Citizenship Foundation calls for greater government commitment to public legal education
The Citizenship Foundation welcomes the statement by the Rt. Hon. Harriet Harman QC MP, Minister for Women, on the Equality Bill expected to be introduced into the next Parliamentary session, with the intention to sweep away more than 1000 pages of legislation replacing them with one Bill as part of a ‘major decluttering exercise.'
The Minister draws attention to both the value of the role of law in protecting people from unfairness and discrimination, and also to the need for legislation to be clear and understandable. The Citizenship Foundation calls for a coordinated effort to ensure that all of us in the UK are provided with an opportunity to understand the law by ensuring access to high quality programmes of public legal education as called for by the Public Legal Education and Support (PLEAS) Taskforce in 2007.
Tony Breslin, Chief Executive, Citizenship Foundation, says:
"The sharp test of the quality of our democracy is whether or not we make the law accessible to those people who are the most vulnerable to unfair treatment and discrimination. This means access to justice, but it also requires a coordinated effort to ensure that all of us understand the law. Without that understanding, we become progressively less able to support one another in our rights and responsibilities towards each other. For there to be trust in our elected representatives who make law, and in the justice system that upholds it, we need a far greater commitment to public legal education than government has so far been prepared to make."

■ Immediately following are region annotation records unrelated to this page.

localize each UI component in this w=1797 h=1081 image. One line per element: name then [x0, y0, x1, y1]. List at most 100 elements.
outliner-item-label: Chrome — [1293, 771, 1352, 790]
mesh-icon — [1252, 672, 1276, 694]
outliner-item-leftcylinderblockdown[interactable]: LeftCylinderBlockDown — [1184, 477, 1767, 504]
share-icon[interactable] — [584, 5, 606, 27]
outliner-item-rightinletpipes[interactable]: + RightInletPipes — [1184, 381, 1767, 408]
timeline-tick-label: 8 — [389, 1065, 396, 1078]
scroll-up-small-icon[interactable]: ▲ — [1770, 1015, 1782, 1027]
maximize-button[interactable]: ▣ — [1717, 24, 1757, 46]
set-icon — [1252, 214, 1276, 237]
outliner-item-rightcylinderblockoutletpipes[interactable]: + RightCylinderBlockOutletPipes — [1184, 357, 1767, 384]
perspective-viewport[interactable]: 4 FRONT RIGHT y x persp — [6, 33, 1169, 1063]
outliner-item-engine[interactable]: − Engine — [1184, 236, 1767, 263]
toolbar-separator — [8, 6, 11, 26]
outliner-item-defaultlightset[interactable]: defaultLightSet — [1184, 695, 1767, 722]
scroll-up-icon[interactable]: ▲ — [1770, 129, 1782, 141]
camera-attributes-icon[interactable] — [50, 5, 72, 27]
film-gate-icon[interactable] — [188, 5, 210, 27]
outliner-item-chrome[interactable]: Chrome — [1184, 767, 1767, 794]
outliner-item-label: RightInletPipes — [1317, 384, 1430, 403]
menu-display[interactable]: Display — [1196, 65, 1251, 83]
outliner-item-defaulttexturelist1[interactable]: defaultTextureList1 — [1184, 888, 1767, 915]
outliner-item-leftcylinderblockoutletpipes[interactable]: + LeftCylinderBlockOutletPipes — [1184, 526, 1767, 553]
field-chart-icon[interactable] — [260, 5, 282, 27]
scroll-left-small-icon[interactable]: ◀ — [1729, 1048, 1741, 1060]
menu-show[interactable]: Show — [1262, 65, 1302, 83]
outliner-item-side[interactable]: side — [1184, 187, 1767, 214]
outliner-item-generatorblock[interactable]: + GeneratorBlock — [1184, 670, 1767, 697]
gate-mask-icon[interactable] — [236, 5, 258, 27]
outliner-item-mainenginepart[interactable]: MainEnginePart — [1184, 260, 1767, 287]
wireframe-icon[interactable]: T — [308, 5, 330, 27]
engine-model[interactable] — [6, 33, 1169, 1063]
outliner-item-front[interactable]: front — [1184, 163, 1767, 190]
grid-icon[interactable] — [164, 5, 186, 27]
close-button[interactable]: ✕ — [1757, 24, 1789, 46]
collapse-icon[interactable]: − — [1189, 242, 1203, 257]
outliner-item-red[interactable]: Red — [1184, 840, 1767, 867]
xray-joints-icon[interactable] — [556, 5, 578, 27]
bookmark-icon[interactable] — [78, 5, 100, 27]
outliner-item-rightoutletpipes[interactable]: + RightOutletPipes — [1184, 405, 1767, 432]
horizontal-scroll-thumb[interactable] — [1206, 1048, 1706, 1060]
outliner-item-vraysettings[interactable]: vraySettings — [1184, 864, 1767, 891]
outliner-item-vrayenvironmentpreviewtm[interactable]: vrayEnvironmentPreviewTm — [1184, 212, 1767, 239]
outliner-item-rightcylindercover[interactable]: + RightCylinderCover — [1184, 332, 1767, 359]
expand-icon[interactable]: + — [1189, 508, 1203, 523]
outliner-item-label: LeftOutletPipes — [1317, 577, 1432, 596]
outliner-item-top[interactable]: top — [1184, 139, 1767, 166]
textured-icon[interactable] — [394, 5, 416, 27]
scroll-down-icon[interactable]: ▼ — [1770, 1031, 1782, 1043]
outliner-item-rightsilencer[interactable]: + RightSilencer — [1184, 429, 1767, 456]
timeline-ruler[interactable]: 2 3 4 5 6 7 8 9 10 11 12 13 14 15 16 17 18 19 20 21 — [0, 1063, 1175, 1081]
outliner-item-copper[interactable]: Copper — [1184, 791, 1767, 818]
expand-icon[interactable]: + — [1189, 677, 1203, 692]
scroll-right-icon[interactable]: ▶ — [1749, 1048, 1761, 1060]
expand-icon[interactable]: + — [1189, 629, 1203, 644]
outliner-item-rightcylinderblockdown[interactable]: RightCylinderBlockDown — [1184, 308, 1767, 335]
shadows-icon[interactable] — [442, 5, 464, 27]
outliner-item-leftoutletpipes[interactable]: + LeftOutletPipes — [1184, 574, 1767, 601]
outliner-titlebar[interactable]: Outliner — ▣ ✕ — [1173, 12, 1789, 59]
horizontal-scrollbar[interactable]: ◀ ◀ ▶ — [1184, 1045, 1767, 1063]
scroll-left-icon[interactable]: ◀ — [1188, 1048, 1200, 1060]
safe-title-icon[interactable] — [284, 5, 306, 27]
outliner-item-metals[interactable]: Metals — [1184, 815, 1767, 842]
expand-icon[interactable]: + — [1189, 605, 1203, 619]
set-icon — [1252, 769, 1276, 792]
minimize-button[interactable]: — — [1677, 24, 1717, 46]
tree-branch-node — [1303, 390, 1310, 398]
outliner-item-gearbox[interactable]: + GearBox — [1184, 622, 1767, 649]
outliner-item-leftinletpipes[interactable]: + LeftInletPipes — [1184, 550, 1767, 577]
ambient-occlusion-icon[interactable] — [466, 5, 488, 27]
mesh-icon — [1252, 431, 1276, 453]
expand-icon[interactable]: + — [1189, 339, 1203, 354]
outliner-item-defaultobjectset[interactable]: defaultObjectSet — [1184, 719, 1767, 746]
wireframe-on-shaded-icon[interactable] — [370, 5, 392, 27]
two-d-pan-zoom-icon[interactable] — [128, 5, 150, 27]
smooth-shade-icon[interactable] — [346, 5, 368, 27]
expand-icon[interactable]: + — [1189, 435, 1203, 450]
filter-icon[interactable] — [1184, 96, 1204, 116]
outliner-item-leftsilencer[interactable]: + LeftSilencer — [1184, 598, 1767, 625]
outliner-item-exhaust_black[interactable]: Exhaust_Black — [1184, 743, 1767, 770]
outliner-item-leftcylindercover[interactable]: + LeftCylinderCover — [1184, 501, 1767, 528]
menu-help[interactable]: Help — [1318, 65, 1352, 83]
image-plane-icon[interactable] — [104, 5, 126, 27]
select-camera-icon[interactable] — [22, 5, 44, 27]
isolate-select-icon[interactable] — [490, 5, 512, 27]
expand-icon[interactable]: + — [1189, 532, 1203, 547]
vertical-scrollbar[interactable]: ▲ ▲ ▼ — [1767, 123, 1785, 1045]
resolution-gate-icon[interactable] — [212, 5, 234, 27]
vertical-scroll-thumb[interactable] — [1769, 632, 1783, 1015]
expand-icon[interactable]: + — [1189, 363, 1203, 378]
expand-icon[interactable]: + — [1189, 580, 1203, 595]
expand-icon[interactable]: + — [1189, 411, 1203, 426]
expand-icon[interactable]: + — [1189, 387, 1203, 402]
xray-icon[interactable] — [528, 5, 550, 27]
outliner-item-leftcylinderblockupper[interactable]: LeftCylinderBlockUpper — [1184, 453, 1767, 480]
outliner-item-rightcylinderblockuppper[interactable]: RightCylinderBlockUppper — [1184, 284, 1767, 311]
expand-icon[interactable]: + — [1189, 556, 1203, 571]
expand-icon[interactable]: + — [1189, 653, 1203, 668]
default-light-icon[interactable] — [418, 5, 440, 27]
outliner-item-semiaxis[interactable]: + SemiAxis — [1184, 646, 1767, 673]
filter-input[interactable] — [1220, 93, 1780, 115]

"During the testing of our 2007 publication ‘Life and Law in Britain: A Guide for Young Asylum Seekers and Refugees' - which builds on our award winning and annually published Young Citizens Passport - the common response from those who are not young or asylum seekers or refugees is that this is information that we all need to know. Our work shows that providing clear information that demystifies the law, and creates opportunities for people to interact with the justice system and legal professionals in a positive way generates greater confidence and understanding of the law. We urge the government to consider how it can better build legal capability."